Under the September 14 agreement, the three parties will jointly fund a feasibility study of a proposed route through Kyrgyzstan necessary to bring the CKU Railway into being.

China, Kyrgyzstan, Uzbekistan Move Railway Plans Forward With Agreement at SCO
Credit: Depositphotos

As expected, earlier this month on the sidelines of the Shanghai Cooperation Organization summit in Samarkand, China, Kyrgyzstan, and Uzbekistan moved their long-awaited railway project a step closer to realization.

Kyrgyz Transport Minister Erkinbek Osoyev, Uzbek Transport Minister Ilkhom Makhkamov,  and the chairman of China’s National Development and Reform Commission, He Lifen, signed an agreement on September 14 to provide joint funding for a feasibility study in Kyrgyzstan. (He attended virtually). At present, the hoped-for China-Kyrgyzstan-Uzbekistan (CKU) Railway’s biggest hurdle is the lack of tracks through Kyrgyzstan. 

As demonstrated in the recent trial run of a proposed transport route from China to Afghanistan via Kyrgyzstan and Uzbekistan, the Kyrgyz portion of cross-regional trade relies on trucks.

The exact route for rail tracks through Kyrgyzstan, however, has long been a point of contention. According to the Kyrgyz press release about the agreement, it supports a feasibility study by China Railway’s First Design and Survey Institute along the “combined version of the Torugart – Arpa – Makmal – Jalal-Abad route” through Kyrgyzstan. 

This appears to settle the long-contentious question of routes through Kyrgyzstan. Various routes have been proposed over the years, broadly categorized as northern and southern, with Kyrgyz officials aiming for an internal railway that would connect its north and south. The route suggested in the Kyrgyz press release leaves that possibility aside. It runs through the Torugart Pass between China and Kyrgyzstan’s Naryn Province, then on a northwestern trajectory through Arpa and Makmal before heading through the mountains into Jalal-Abad near the Uzbek border. 

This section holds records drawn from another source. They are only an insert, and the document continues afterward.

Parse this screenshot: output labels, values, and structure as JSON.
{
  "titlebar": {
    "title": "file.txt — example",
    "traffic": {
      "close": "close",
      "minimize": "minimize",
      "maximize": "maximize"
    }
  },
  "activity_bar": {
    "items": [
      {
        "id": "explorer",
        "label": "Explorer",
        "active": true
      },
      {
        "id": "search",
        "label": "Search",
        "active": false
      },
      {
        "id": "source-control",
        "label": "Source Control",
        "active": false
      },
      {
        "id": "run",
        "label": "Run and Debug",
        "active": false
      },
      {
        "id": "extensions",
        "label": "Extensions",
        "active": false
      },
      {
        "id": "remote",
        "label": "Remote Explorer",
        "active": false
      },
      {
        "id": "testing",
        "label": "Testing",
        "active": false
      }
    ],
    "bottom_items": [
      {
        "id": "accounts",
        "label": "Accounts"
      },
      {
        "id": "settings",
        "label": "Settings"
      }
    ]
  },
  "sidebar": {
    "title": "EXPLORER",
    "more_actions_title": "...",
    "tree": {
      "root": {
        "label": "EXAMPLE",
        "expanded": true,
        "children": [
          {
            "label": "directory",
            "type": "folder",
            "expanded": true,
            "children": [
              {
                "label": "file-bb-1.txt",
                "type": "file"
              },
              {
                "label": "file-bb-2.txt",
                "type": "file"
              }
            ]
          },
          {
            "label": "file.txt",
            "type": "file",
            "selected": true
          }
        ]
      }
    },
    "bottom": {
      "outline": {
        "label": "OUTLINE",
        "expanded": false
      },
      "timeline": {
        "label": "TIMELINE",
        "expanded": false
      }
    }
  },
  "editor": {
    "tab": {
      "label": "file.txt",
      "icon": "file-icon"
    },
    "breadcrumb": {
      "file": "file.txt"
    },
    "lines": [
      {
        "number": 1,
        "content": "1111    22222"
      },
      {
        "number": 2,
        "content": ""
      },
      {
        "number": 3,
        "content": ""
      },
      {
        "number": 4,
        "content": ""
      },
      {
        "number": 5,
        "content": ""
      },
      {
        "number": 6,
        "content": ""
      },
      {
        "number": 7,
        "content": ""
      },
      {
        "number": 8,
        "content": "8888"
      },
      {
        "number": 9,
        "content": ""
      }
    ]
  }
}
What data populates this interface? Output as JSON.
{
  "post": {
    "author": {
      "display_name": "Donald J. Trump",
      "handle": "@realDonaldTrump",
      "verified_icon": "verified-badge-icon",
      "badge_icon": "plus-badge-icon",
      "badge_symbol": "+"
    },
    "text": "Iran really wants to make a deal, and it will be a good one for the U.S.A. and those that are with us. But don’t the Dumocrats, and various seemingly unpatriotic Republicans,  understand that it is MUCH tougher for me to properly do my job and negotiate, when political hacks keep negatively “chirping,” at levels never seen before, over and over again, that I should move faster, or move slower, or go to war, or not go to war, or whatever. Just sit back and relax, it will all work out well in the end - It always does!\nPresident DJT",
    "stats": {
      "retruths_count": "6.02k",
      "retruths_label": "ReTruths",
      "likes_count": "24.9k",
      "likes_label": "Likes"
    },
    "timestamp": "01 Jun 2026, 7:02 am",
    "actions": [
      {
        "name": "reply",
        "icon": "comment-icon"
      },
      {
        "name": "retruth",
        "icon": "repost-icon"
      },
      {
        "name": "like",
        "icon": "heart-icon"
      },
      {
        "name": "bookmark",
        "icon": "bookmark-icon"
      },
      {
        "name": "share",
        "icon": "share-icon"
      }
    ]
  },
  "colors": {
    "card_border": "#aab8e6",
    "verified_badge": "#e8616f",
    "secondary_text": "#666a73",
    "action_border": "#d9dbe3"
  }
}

Makmal may be an important node on the railway, given that the area is home to a gold mine operated by a majority Chinese-owned Kyrgyz-Chinese joint venture. The operation faced controversy in 2018 when an estimated 1,000 protesters broke into a gold-processing plant owned by Makmal GL Developing, and set it on fire.

In Makmal, according to reporting from The Economist, the railway will break gauge, switching from the 1.435-meter track used in China to the 1.520-meter track used across the former Soviet Union.

The feasibility study is to be completed by June 2023 and paid for by the three parties equally. Financing of the necessary construction is still under discussion, though Osoyev told The Economist that the 280-kilometer route through Kyrgyzstan would cost $4.1 billion and be funded by direct investment or a public-private partnership. 

News of the signing of the trilateral agreement was partially buried under other headlines from the SCO summit, from the outbreak of violence on the Kyrgyz-Tajik border and the physical attendance of Chinese leader Xi Jinping on his first foreign trip in two years. And then last week Russian President Vladimir Putin called for a “partial mobilization” and Russian authorities intensified their targeting of Central Asian migrants for recruitment into the Russian military to fight in Ukraine. 

All of this provides the context for Kyrgyzstan and Uzbekistan to push forward with the CKU, and widens the opening for China to develop ever-deeper connections in and through Central Asia. Importantly, the CKU would provide a transportation route through Central Asia that does not rely on Russia. If realized, further expansion may target Turkmenistan, Iran, and Turkey to carve out a route to the sea and further transportation links to Europe.